Here “it” is: The fish will tell you what they want to eat. Figuratively of course. More accurately stated, for those willing to observe it, the fish you are looking for will show you what they want to eat. And upon further inspection, how.
I relearn this lesson time and again. A story from last spring stays in the forefront of my mind, especially in spring.
While scouting kayaking locations from the bank one morning, my brother and I found bass actively feeding on shad. We launched the kayaks and set off in hot pursuit. After 45 minutes and zero strikes on myriad baits, I changed my mind. I reanalyzed the situation.
What were the bass feeding on? Shad.
What size were the shad? About two inches.
What colors imitate shad? White and silver.
What speed were the shad moving? Fast.
What baits did I have that I could mimic the shad? One. An Excalibur XR25 Lipless Crankbait in Sexy Shad.
I tied it on and second cast landed a fish. I immediately called to Lance and let him know what the pattern was. He tied on a Strike King Red Eye Shad in Chrome and started catching them as well.
Why did I spend so much time throwing my confidence baits?
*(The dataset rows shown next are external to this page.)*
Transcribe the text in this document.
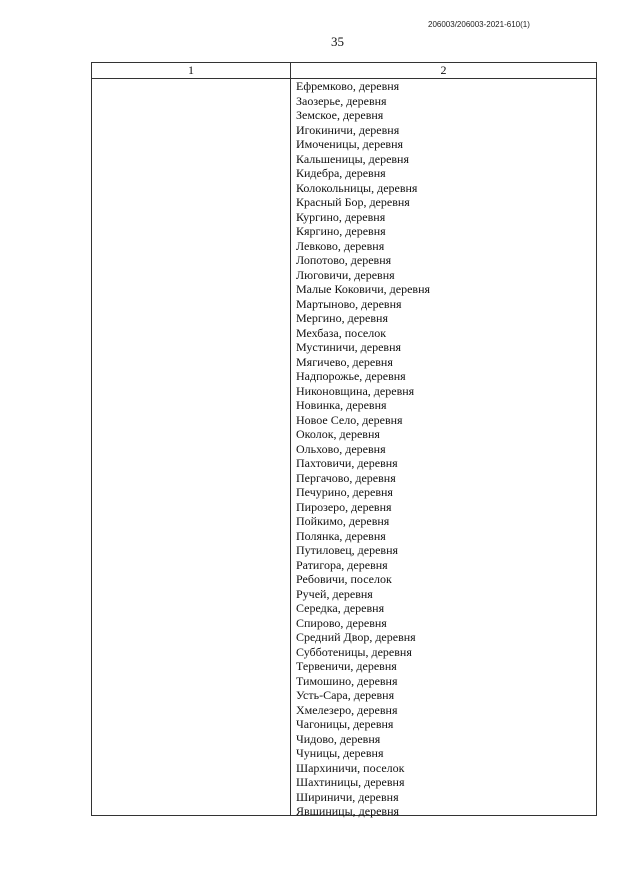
206003/206003-2021-610(1)
35
1	2
Ефремково, деревня
Заозерье, деревня
Земское, деревня
Игокиничи, деревня
Имоченицы, деревня
Кальшеницы, деревня
Кидебра, деревня
Колокольницы, деревня
Красный Бор, деревня
Кургино, деревня
Кяргино, деревня
Левково, деревня
Лопотово, деревня
Люговичи, деревня
Малые Коковичи, деревня
Мартыново, деревня
Мергино, деревня
Мехбаза, поселок
Мустиничи, деревня
Мягичево, деревня
Надпорожье, деревня
Никоновщина, деревня
Новинка, деревня
Новое Село, деревня
Околок, деревня
Ольхово, деревня
Пахтовичи, деревня
Пергачово, деревня
Печурино, деревня
Пирозеро, деревня
Пойкимо, деревня
Полянка, деревня
Путиловец, деревня
Ратигора, деревня
Ребовичи, поселок
Ручей, деревня
Середка, деревня
Спирово, деревня
Средний Двор, деревня
Субботеницы, деревня
Тервеничи, деревня
Тимошино, деревня
Усть-Сара, деревня
Хмелезеро, деревня
Чагоницы, деревня
Чидово, деревня
Чуницы, деревня
Шархиничи, поселок
Шахтиницы, деревня
Шириничи, деревня
Явшиницы, деревня
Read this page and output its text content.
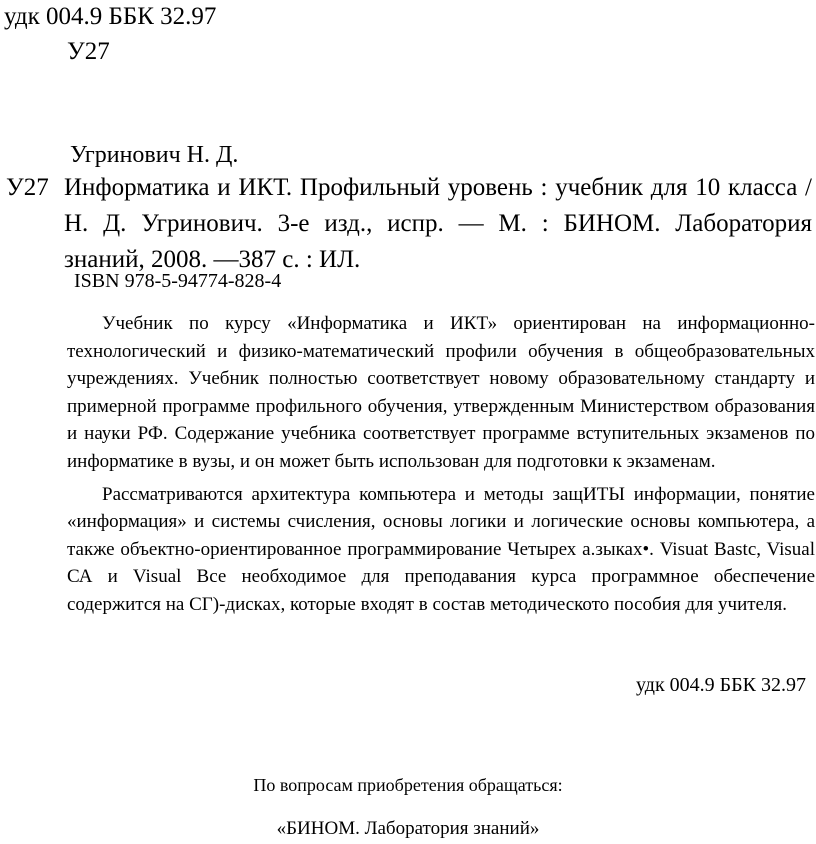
удк 004.9 ББК 32.97
У27
Угринович Н. Д.
У27 Информатика и ИКТ. Профильный уровень : учебник для 10 класса / Н. Д. Угринович. 3-е изд., испр. — М. : БИНОМ. Лаборатория знаний, 2008. —387 с. : ИЛ.
ISBN 978-5-94774-828-4

Учебник по курсу «Информатика и ИКТ» ориентирован на информационно-технологический и физико-математический профили обучения в общеобразовательных учреждениях. Учебник полностью соответствует новому образовательному стандарту и примерной программе профильного обучения, утвержденным Министерством образования и науки РФ. Содержание учебника соответствует программе вступительных экзаменов по информатике в вузы, и он может быть использован для подготовки к экзаменам.

Рассматриваются архитектура компьютера и методы защИТЫ информации, понятие «информация» и системы счисления, основы логики и логические основы компьютера, а также объектно-ориентированное программирование Четырех а.зыках•. Visuat Bastc, Visual СА и Visual Все необходимое для преподавания курса программное обеспечение содержится на СГ)-дисках, которые входят в состав методическото пособия для учителя.

удк 004.9 ББК 32.97
По вопросам приобретения обращаться:
«БИНОМ. Лаборатория знаний»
Because I was confident I knew what the fish wanted. They told me otherwise with their closed mouths near my baits and continued feasting around me. The fish offered display after display of what dinner they preferred. I just didn’t want to see it. I wasn’t actively watching for it.Sometimes we need to slow down, watch, listen, learn from our surroundings and then and only then, using our acquired knowledge from past and present, give the fish what it wants to which it in turn will give us what we want.
This lesson applies to more than just fishing though sometimes it takes a day on the water to remind us. A simple fish can teach us what we refuse to hear from others. Well played Mother Nature. Well played.